About a year ago, on 19 November 2013, Minister of Transport Dipuo Peters announced that the e-tolls ‘on-again-off-again’ confusion would finally be over and the scheme would eventually be launched on 3 December 2013. It was the day that marked the beginning of the end of a fiasco which should never have happened in the first place.
Following Outa’s successful interdict of the scheme’s launch on 30 April 2012, the protracted legal battle to halt the launch of e-tolling was set aside on a technicality of administration law in September 2013. The Supreme Court could not condone the lateness of the application, and as much as we wanted to have our arguments on the unlawfulness of the e-toll scheme heard, the SCA could not allow it.
Essentially, these arguments were set aside for the day a motoring citizen would be summonsed by the prosecuting authorities to explain their non-payment of e-toll bills.
The Outa committee met shortly after the SCA decision to decide its future. Do we pack up and go home, or do we play a new role within the space of civil action? Our decision to continue the fight was based on the overwhelming evidence and research gathered since 2010 on the Gauteng e-toll scheme and others schemes around the world.

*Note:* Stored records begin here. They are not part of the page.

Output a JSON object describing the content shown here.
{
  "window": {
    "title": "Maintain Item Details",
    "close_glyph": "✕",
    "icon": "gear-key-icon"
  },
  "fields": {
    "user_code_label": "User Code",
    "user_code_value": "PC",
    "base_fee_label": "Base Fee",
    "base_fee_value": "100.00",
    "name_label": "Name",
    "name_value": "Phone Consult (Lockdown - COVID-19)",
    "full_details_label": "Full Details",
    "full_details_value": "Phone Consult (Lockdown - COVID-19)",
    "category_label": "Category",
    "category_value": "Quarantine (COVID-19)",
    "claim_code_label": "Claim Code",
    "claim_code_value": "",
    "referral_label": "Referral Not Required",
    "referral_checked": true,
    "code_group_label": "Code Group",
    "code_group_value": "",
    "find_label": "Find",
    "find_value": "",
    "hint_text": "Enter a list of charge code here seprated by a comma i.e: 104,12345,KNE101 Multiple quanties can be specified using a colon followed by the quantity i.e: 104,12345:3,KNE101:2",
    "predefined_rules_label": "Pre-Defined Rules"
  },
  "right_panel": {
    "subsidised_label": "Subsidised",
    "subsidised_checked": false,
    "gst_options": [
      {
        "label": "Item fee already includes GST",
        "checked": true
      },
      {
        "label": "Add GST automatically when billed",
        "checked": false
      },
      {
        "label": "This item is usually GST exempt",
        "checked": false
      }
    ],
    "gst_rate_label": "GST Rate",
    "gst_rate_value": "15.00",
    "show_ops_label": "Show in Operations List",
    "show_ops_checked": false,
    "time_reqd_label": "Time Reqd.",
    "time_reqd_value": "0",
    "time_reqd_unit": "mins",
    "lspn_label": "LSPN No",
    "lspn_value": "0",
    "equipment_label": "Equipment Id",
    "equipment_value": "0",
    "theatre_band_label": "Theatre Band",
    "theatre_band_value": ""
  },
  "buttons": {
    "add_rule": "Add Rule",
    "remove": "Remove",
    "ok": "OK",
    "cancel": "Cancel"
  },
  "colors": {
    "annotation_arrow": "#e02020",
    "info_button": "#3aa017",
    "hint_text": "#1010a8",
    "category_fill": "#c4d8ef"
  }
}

We had enough information and insight to argue not only the unlawfulness of the Gauteng e-toll scheme, but also the extent of its irrationality and gross inefficiency which would make it virtually unworkable. These factors would ensure its ultimate demise – we had no option but to stay on course.
We also knew that in the absence of civil society’s ability to keep Sanral honest, it might just manage to hoodwink, coerce, intimidate, and threaten enough people to participate in the scheme. This, in turn, might have lead to e-tag compliance levels high enough to satisfy the authorities with some degree of success.

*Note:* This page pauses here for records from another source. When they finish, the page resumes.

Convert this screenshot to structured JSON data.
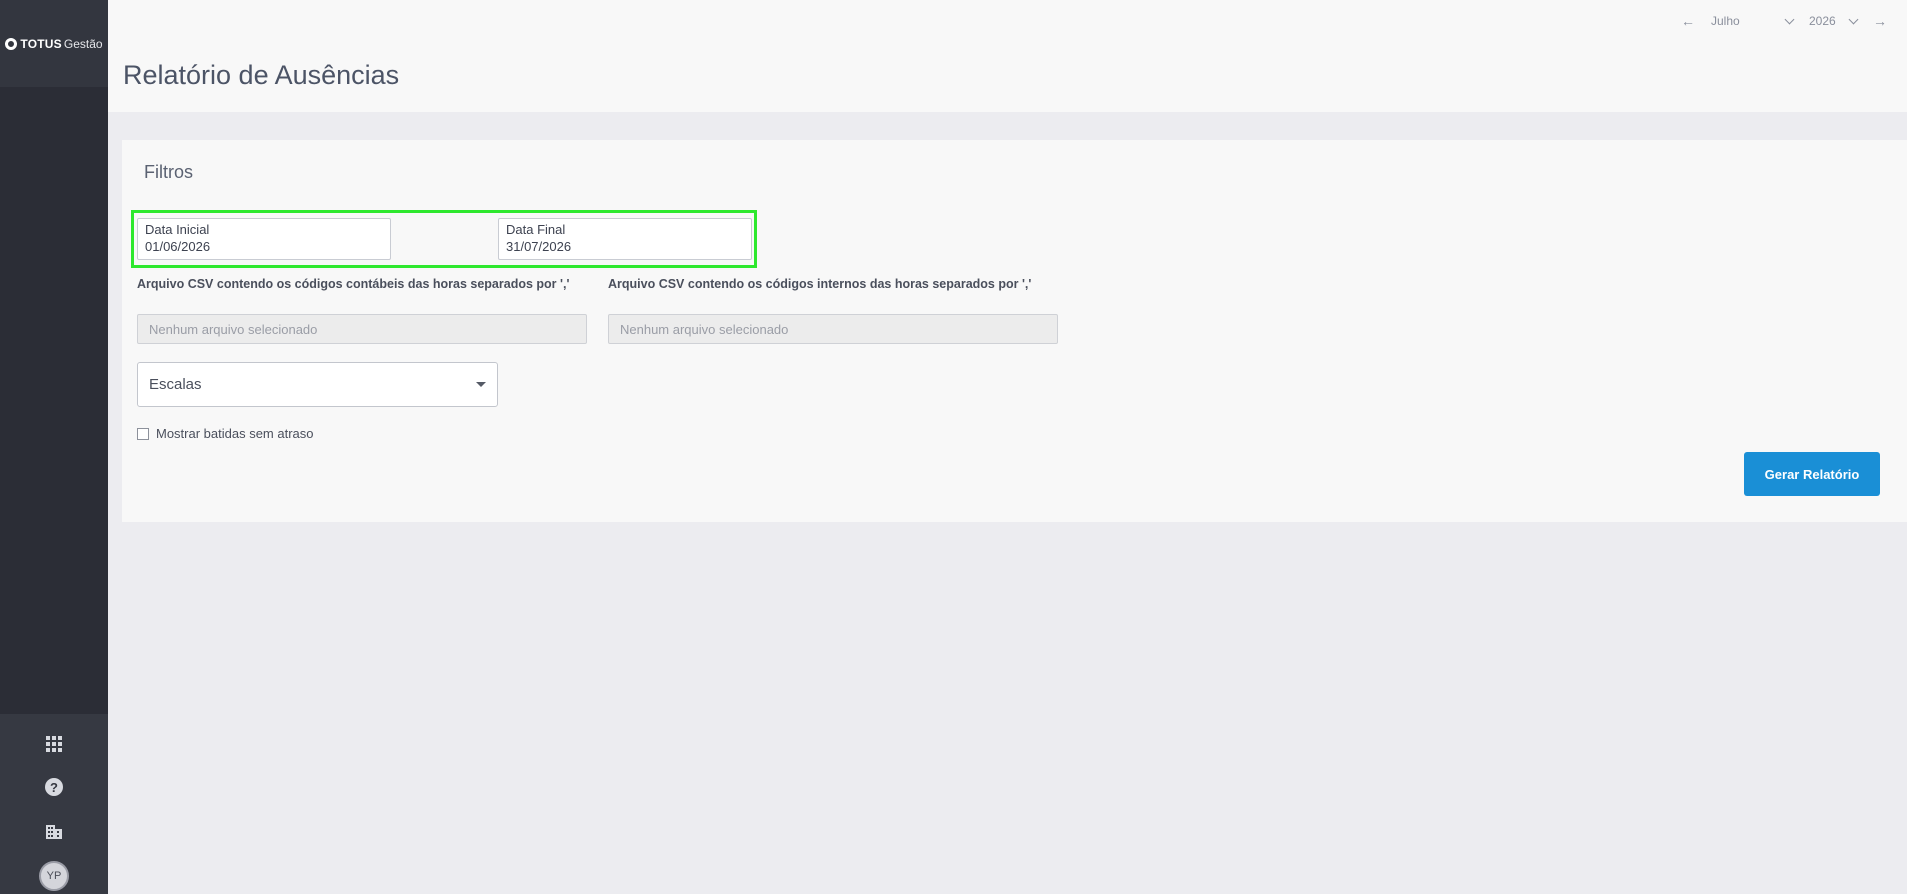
{
  "app": {
    "logo_main": "TOTUS",
    "logo_sub": "Gestão"
  },
  "header": {
    "title": "Relatório de Ausências",
    "month": "Julho",
    "year": "2026"
  },
  "sidebar": {
    "avatar_initials": "YP",
    "icons": [
      "apps-grid-icon",
      "help-icon",
      "building-icon"
    ]
  },
  "filters": {
    "title": "Filtros",
    "date_start": {
      "label": "Data Inicial",
      "value": "01/06/2026"
    },
    "date_end": {
      "label": "Data Final",
      "value": "31/07/2026"
    },
    "csv_accounting": {
      "label": "Arquivo CSV contendo os códigos contábeis das horas separados por ','",
      "placeholder": "Nenhum arquivo selecionado"
    },
    "csv_internal": {
      "label": "Arquivo CSV contendo os códigos internos das horas separados por ','",
      "placeholder": "Nenhum arquivo selecionado"
    },
    "escalas": {
      "label": "Escalas"
    },
    "show_punches": {
      "label": "Mostrar batidas sem atraso",
      "checked": false
    },
    "submit_label": "Gerar Relatório"
  },
  "colors": {
    "highlight": "#2ee82e",
    "primary_button": "#1a8fd6",
    "sidebar": "#2b2d36"
  }
}
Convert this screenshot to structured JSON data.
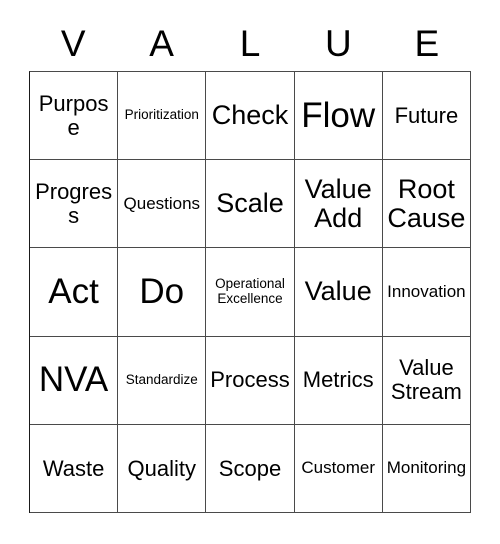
{
  "card": {
    "title_letters": [
      "V",
      "A",
      "L",
      "U",
      "E"
    ],
    "columns": 5,
    "rows": 5,
    "border_color": "#4a4a4a",
    "text_color": "#000000",
    "background_color": "#ffffff",
    "cells": [
      {
        "text": "Purpose",
        "size": "md"
      },
      {
        "text": "Prioritization",
        "size": "xs"
      },
      {
        "text": "Check",
        "size": "lg"
      },
      {
        "text": "Flow",
        "size": "xl"
      },
      {
        "text": "Future",
        "size": "md"
      },
      {
        "text": "Progress",
        "size": "md"
      },
      {
        "text": "Questions",
        "size": "sm"
      },
      {
        "text": "Scale",
        "size": "lg"
      },
      {
        "text": "Value Add",
        "size": "lg"
      },
      {
        "text": "Root Cause",
        "size": "lg"
      },
      {
        "text": "Act",
        "size": "xl"
      },
      {
        "text": "Do",
        "size": "xl"
      },
      {
        "text": "Operational Excellence",
        "size": "xs"
      },
      {
        "text": "Value",
        "size": "lg"
      },
      {
        "text": "Innovation",
        "size": "sm"
      },
      {
        "text": "NVA",
        "size": "xl"
      },
      {
        "text": "Standardize",
        "size": "xs"
      },
      {
        "text": "Process",
        "size": "md"
      },
      {
        "text": "Metrics",
        "size": "md"
      },
      {
        "text": "Value Stream",
        "size": "md"
      },
      {
        "text": "Waste",
        "size": "md"
      },
      {
        "text": "Quality",
        "size": "md"
      },
      {
        "text": "Scope",
        "size": "md"
      },
      {
        "text": "Customer",
        "size": "sm"
      },
      {
        "text": "Monitoring",
        "size": "sm"
      }
    ]
  }
}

Our research showed e-tag compliance below 85% was not sustainable over time. We also knew that Sanral would have deemed a compliance level of 70% as being a great success.

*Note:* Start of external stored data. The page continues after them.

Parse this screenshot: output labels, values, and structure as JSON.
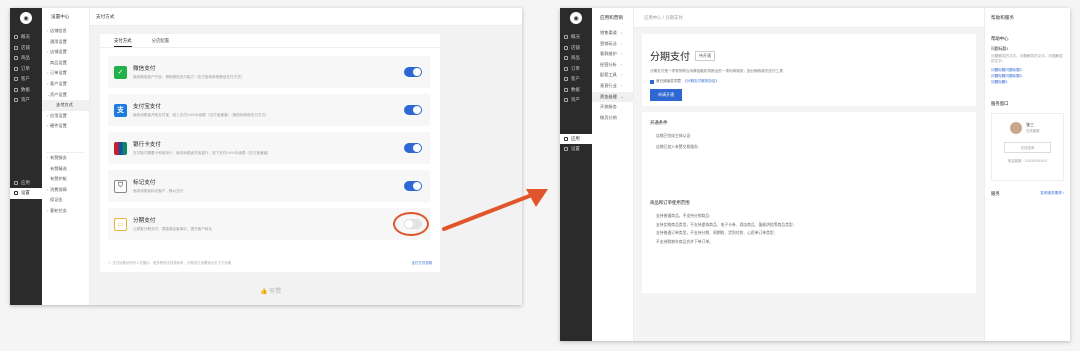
{
  "left": {
    "rail": {
      "items": [
        {
          "label": "概况"
        },
        {
          "label": "店铺"
        },
        {
          "label": "商品"
        },
        {
          "label": "订单"
        },
        {
          "label": "客户"
        },
        {
          "label": "数据"
        },
        {
          "label": "资产"
        }
      ],
      "bottom": [
        {
          "label": "应用"
        },
        {
          "label": "设置"
        }
      ]
    },
    "sub": {
      "title": "设置中心",
      "items": [
        {
          "label": "店铺信息",
          "caret": "›"
        },
        {
          "label": "通用设置",
          "caret": ""
        },
        {
          "label": "店铺设置",
          "caret": "›"
        },
        {
          "label": "商品设置",
          "caret": ""
        },
        {
          "label": "订单设置",
          "caret": "›"
        },
        {
          "label": "客户设置",
          "caret": "›"
        },
        {
          "label": "资产设置",
          "caret": "⌄"
        },
        {
          "label": "支付方式",
          "caret": ""
        },
        {
          "label": "应用设置",
          "caret": "›"
        },
        {
          "label": "硬件设置",
          "caret": "›"
        }
      ],
      "lower": [
        {
          "label": "有赞服务"
        },
        {
          "label": "有赞精选"
        },
        {
          "label": "有赞护航"
        },
        {
          "label": "消费保障"
        },
        {
          "label": "保证金"
        },
        {
          "label": "客蛇任务"
        }
      ]
    },
    "top_title": "支付方式",
    "tabs": [
      "支付方式",
      "分店配置"
    ],
    "methods": [
      {
        "title": "微信支付",
        "desc": "面向微信客户开放，借助微信支付能力（支付宝和其他微信支付方式）",
        "on": true,
        "color": "#22b04b",
        "icon": "wechat-pay-icon"
      },
      {
        "title": "支付宝支付",
        "desc": "面向消费者开放支付宝，线上支付0.6%手续费（支付宝通道）（微信和其他支付方式）",
        "on": true,
        "color": "#1e7be0",
        "icon": "alipay-icon"
      },
      {
        "title": "银行卡支付",
        "desc": "支付接口需要卡和信用卡，面向消费者开放银行，线下支付0.6%手续费（支付宝通道）",
        "on": true,
        "color": "#c8202a",
        "icon": "unionpay-icon"
      },
      {
        "title": "标记支付",
        "desc": "面向消费者标记客户，静以交付",
        "on": true,
        "color": "#888888",
        "icon": "tag-pay-icon"
      },
      {
        "title": "分期支付",
        "desc": "让顾客分期支付，提高商品客单价，提升客户转化",
        "on": false,
        "color": "#e8b341",
        "icon": "installment-card-icon"
      }
    ],
    "footnote": "ⓘ 支付设置对所有人员展示，更多帮助文档请参考，分期支付设置请点击下方设置",
    "footlink": "支付方式说明",
    "brand": "有赞"
  },
  "right": {
    "rail": {
      "items": [
        {
          "label": "概况"
        },
        {
          "label": "店铺"
        },
        {
          "label": "商品"
        },
        {
          "label": "订单"
        },
        {
          "label": "客户"
        },
        {
          "label": "数据"
        },
        {
          "label": "资产"
        }
      ],
      "bottom": [
        {
          "label": "应用"
        },
        {
          "label": "设置"
        }
      ]
    },
    "sub": {
      "title": "应用和营销",
      "items": [
        {
          "label": "销售渠道",
          "caret": "›"
        },
        {
          "label": "营销玩法",
          "caret": "›"
        },
        {
          "label": "客群维护",
          "caret": "›"
        },
        {
          "label": "经营分析",
          "caret": "›"
        },
        {
          "label": "配套工具",
          "caret": "›"
        },
        {
          "label": "垂直行业",
          "caret": "›"
        },
        {
          "label": "资金处理",
          "caret": "⌄"
        },
        {
          "label": "开放服务",
          "caret": ""
        },
        {
          "label": "微页分销",
          "caret": ""
        }
      ]
    },
    "breadcrumb": "应用中心  /  分期支付",
    "product": {
      "title": "分期支付",
      "badge": "待开通",
      "desc": "分期支付是一项有赞联合持牌金融机构推出的一项利润服务，因分期收款的支付工具",
      "agree_text": "我已阅读并同意",
      "agree_link": "《分期支付服务协议》",
      "button": "申请开通"
    },
    "conditions": {
      "title": "开通条件",
      "items": [
        "店铺已完成主体认证;",
        "店铺已加入有赞交易服务;"
      ]
    },
    "scope": {
      "title": "商品和订单使用范围",
      "items": [
        "支持普通商品，不支持分销商品;",
        "支持实物商品类型，不支持虚拟商品、电子卡券、酒店商品、蛋糕烘焙等商品类型;",
        "支持普通订单类型，不支持分期、周期购、货到付款、心愿单订单类型;",
        "不支持购物车商品合并下单订单。"
      ]
    },
    "help": {
      "title": "帮助和服务",
      "center_title": "帮助中心",
      "q": "问题标题1",
      "a": "问题解答的文字。问题解答的文字。问题解答的文字。",
      "links": [
        "问题标题问题标题2",
        "问题标题问题标题3",
        "问题标题4"
      ],
      "service_title": "服务窗口",
      "manager_name": "张三",
      "manager_role": "在线客服",
      "contact_btn": "在线咨询",
      "phone": "电话客服：1XXXXXXXXX",
      "svc_title": "服务",
      "svc_link": "发布服务需求 ›"
    }
  }
}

As it turned out, society’s courage to defy the unjust system resulted in a peak compliance rate around the 40% mark, some seven months after it was launched. Outa believes that much of its work to counter Sanral’s multi-million rand e-toll marketing and propaganda campaign played a role in empowering society with the knowledge to remain defiant at such a high level.
At first, shortly after the scheme was turned on, Outa received many messages of condolences for our failed attempt to halt the scheme. People seriously thought the fight was over, purely because the e-toll system was now switched on. We knew we had our work cut out for us to convince the public that just because the purple lights were burning, it didn’t necessarily mean that the users were paying.
Our tactics exposed Sanral’s misinformation on the e-tag sales. We counted e-tags on windscreens at freeway off-ramps and in parking lots and extrapolated our findings to denounce Sanral’s grossly inflated numbers.
We asked politicians to seek clarity with regards to these numbers from the Minister of Transport in parliament, and our research was vindicated as being accurate to within 1%, despite Sanral’s attempts to play down our findings.
Together with Cosatu, the faith-based organisations, and other civil action entities, our messages of civil courage began to sink in. We attended every media inquiry and provided input which saw the Advertising Standards Authority rule against Sanral’s misleading advertisements in mid 2014.
Our viral messages and video clips, along with a concerted social media drive, gained traction and the e-toll scheme remained one wherein more users refused to pay than those who did.
By mid-winter Sanral’s final card to prosecute motorists for non-payment was about to be played. Outa’s committee met its legal advisors and agreed on a plan to support and fight the prosecution process, if indeed it ever came to be.
Following the Gauteng ANC’s decline at the May elections and Premier Makhura’s recent announcement of an e-toll advisory panel, Minister Peters wisely decided to halt Sanral’s plans of e-toll prosecution at the end of June 2014. A crisis of legitimacy for the e-toll policy was now a reality.
Today, the ANC in Gauteng has denounced the scheme, as has the ANCYL, SALGA. and virtually every business and civil society organisation which made presentations to the Gauteng e-Toll Advisory Panel. It appears that 11 months after the scheme was given the green light, it is now collapsing at a rapid rate – with the e-tag compliance rate declining toward the 30% level and close on two billion rands worth of e-toll bills outstanding.
Thanks to the foolish e-toll decision and Sanral’s blinded arrogance, society is now wiser to the extent of its power. It is just a matter of time before the decision to turn off the e-toll farce, one that ought never to have happened in the first place, is taken.